Fragmentos de El revés y el derecho, de Albert Camus, publicado por Alianza Editorial y traducido por María Teresa Gallego Urrutia.
«Los dos peligros contrarios
que amenazan a todo artista, el resentimiento y el contento».
«Soy avaricioso de esa libertad que se esfuma en
cuanto aparece el exceso de bienes».
«No existe amor por la vida sin desesperación por
la vida».
«Desde luego que el escritor tiene alegrías para
las que vive y que bastan para colmarlo. Pero para mí están en el momento de la
concepción, en el mismo instante en que aparece el tema, en que la
sensibilidad, clarividente de pronto, capta el esbozo de la articulación de la
obra, en esos momentos deliciosos en que la imaginación y la inteligencia son
por completo una misma cosa. Esos instantes se van igual que llegan. Queda la
ejecución, es decir, una prolongada penalidad».
«Hay una virtud peligrosa en la palabra sencillez.
Y esta noche entiendo que haya quien quiera morir porque, ante determinada
transparencia de la vida, nada tiene ya importancia.

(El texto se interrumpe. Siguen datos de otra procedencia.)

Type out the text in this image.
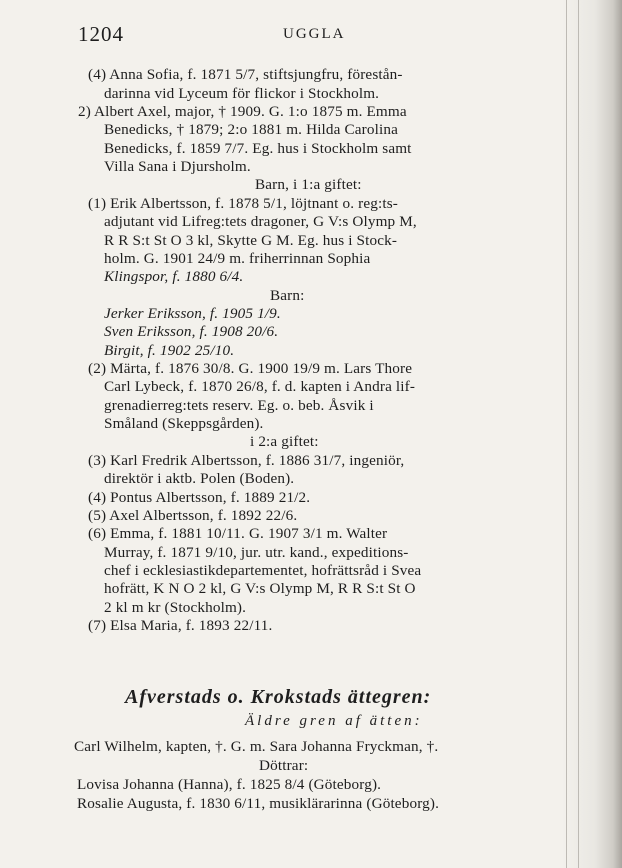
1204	UGGLA
(4) Anna Sofia, f. 1871 5/7, stiftsjungfru, förestån-
darinna vid Lyceum för flickor i Stockholm.
2) Albert Axel, major, † 1909. G. 1:o 1875 m. Emma
Benedicks, † 1879; 2:o 1881 m. Hilda Carolina
Benedicks, f. 1859 7/7. Eg. hus i Stockholm samt
Villa Sana i Djursholm.
Barn, i 1:a giftet:
(1) Erik Albertsson, f. 1878 5/1, löjtnant o. reg:ts-
adjutant vid Lifreg:tets dragoner, G V:s Olymp M,
R R S:t St O 3 kl, Skytte G M. Eg. hus i Stock-
holm. G. 1901 24/9 m. friherrinnan Sophia
Klingspor, f. 1880 6/4.
Barn:
Jerker Eriksson, f. 1905 1/9.
Sven Eriksson, f. 1908 20/6.
Birgit, f. 1902 25/10.
(2) Märta, f. 1876 30/8. G. 1900 19/9 m. Lars Thore
Carl Lybeck, f. 1870 26/8, f. d. kapten i Andra lif-
grenadierreg:tets reserv. Eg. o. beb. Åsvik i
Småland (Skeppsgården).
i 2:a giftet:
(3) Karl Fredrik Albertsson, f. 1886 31/7, ingeniör,
direktör i aktb. Polen (Boden).
(4) Pontus Albertsson, f. 1889 21/2.
(5) Axel Albertsson, f. 1892 22/6.
(6) Emma, f. 1881 10/11. G. 1907 3/1 m. Walter
Murray, f. 1871 9/10, jur. utr. kand., expeditions-
chef i ecklesiastikdepartementet, hofrättsråd i Svea
hofrätt, K N O 2 kl, G V:s Olymp M, R R S:t St O
2 kl m kr (Stockholm).
(7) Elsa Maria, f. 1893 22/11.
Afverstads o. Krokstads ättegren:
Äldre gren af ätten:
Carl Wilhelm, kapten, †. G. m. Sara Johanna Fryckman, †.
Döttrar:
Lovisa Johanna (Hanna), f. 1825 8/4 (Göteborg).
Rosalie Augusta, f. 1830 6/11, musiklärarinna (Göteborg).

Un hombre sufre y padece
desdichas tras desdichas. Las soporta, se hace a su destino. Se gana la estima
de los demás. Y, luego, una noche, nada: se encuentra con un amigo al que quiso
mucho. Y éste le habla distraídamente. Al volver a su casa, el hombre se mata.
Se habla luego de penas íntimas y de un drama oculto. No. Y si a la fuerza
tiene que haber un motivo, se mató porque un amigo le habló distraídamente. Así
es como, cada vez que me ha parecido que experimentaba el sentido del mundo en
profundidad, fue siempre su sencillez la que me trastornó».
«Sin los cafés y los periódicos, resultaría difícil
viajar. Una hoja de papel impresa en nuestra lengua, un lugar en donde, por las
noches, intentamos codearnos con otros hombres, nos permiten, mediante ademanes
familiares, representar con la mímica al hombre que éramos en nuestra tierra y
que, visto a distancia, nos parece tan ajeno. Pues lo que le da precio al viaje
es el miedo. Destruye en nuestro fuero interno algo así como un decorado
interior. Ya no podemos hacer trampa, ocultarnos tras horas de oficina y de
tajo (esas horas de las que tanto protestamos y que con tanto tino nos
defienden del sufrimiento de estar solos). Y, por ello, siempre siento el deseo
de escribir novelas en que mis protagonistas digan: «¿Qué sería de mí sin las
horas que paso en la oficina?», o también: «Mi mujer se ha muerto, pero
afortunadamente hay un montón de envíos que debo tener listos para mañana». El
viaje nos priva de ese refugio. Lejos de los nuestros, de nuestra lengua,
arrebatados de cuanto nos sirve de apoyo, despojados de nuestras máscaras (no
sabemos cuánto cuesta el tranvía y con todo lo demás pasa lo mismo), nos
hallamos por completo en la superficie de nuestras personas. Pero también, al
notarnos el alma enferma, devolvemos a todos los seres, a todos los objetos, su
valor milagroso. Una mujer que baila sin fijarse en lo que hace; una botella en
una mesa, divisada tras un visillo; toda imagen se convierte en un símbolo. Nos
da la impresión de que la vida se refleja entera en ella, en la medida de que,
en ese momento, en ella se resume nuestra vida. Sensibles a todos los dones,
¿cómo referir las contradictorias embriagueces que podemos gustar (incluyendo
la de lucidez)? Y es posible que nunca comarca alguna, a no ser el
Mediterráneo, me haya conducido a un tiempo tan lejos y tan cerca de mí mismo».